The buzzer rang, promptly producing Toni.   Back on her chair, she scooped more dough onto the cookie sheet, precisely spacing them across the front.   I rotated the sheet so that she could reach, then we carefully placed it just so in the oven as I steadied her with one arm.

As I was replacing the rest of the dry items in their empty spaces in the cupboard, I noticed that the edge cookie had again disappeared.  In a bit more angry voice, I griped, “Who won’t be hungry at supper tonight?” vowing to keep a closer eye on the table, since I’d now failed twice to catch the guilty culprit.

When the bowl was finally empty, both it and the spatula found their way into the cooling water.  By the time we’d finished the baking, the entire tabletop was nearly completely covered with delicious looking cookies, not a burned one in the bunch.  The only negatives other than the flour-coated four year old and pile of dirty dishes and pans in the sink?  Nearly double the normal amount of time I’d have used to do the deed alone - and a total of five cookies had disappeared.
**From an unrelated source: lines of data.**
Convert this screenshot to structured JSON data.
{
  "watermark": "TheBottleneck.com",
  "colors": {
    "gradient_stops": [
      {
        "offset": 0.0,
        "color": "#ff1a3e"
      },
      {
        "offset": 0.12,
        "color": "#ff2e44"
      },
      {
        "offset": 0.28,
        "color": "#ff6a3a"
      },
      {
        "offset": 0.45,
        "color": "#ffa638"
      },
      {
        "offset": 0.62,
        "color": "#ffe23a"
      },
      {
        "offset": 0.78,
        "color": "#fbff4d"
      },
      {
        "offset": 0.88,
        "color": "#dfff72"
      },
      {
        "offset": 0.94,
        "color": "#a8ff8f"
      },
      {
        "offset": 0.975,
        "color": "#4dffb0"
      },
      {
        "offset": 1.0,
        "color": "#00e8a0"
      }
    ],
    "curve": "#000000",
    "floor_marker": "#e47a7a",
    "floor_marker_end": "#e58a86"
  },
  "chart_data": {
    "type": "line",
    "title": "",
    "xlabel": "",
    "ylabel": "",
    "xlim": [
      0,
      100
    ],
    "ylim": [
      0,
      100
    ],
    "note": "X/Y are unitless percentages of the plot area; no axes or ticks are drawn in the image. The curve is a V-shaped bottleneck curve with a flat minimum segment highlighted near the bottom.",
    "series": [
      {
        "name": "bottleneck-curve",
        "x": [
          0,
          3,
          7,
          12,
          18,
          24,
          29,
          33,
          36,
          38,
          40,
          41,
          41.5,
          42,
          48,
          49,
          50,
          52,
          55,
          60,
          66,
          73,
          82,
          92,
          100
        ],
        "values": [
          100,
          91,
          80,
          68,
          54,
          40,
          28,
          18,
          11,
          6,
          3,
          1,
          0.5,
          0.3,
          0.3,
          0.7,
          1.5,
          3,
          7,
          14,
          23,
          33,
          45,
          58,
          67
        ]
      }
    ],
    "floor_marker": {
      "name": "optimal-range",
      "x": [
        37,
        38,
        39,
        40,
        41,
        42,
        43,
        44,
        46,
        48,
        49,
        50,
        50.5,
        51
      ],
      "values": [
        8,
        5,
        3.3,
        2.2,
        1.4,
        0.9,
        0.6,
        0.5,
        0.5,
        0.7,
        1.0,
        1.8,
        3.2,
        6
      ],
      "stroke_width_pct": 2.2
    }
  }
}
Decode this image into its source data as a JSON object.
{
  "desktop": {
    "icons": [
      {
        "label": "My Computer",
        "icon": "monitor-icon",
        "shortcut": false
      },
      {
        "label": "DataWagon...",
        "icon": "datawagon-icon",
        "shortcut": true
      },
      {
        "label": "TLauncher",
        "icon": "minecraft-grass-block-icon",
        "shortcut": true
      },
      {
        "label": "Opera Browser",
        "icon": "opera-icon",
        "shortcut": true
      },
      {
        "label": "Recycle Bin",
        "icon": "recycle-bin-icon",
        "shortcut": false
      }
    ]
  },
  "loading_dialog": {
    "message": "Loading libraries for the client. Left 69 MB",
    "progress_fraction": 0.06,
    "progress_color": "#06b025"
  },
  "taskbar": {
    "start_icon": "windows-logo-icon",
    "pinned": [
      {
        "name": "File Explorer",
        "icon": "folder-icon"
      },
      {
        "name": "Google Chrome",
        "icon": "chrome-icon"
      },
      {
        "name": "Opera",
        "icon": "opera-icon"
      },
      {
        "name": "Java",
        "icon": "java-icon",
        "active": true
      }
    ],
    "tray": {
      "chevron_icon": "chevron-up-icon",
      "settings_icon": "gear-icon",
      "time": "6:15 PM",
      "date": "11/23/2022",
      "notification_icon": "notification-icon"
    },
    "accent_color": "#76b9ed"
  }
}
Before I could nail the thief, I had to catch them in the act.  Sitting carefully in the living room with a clear view of the kitchen table, I was astonished to see my Irish setter, who had been "sleeping" against the back wall, protected by multiple crosshatched chair legs, emerge.  Posing regally at the corner of the table, she reached her elegantly long neck to the max, carefully slurping up the end cookie.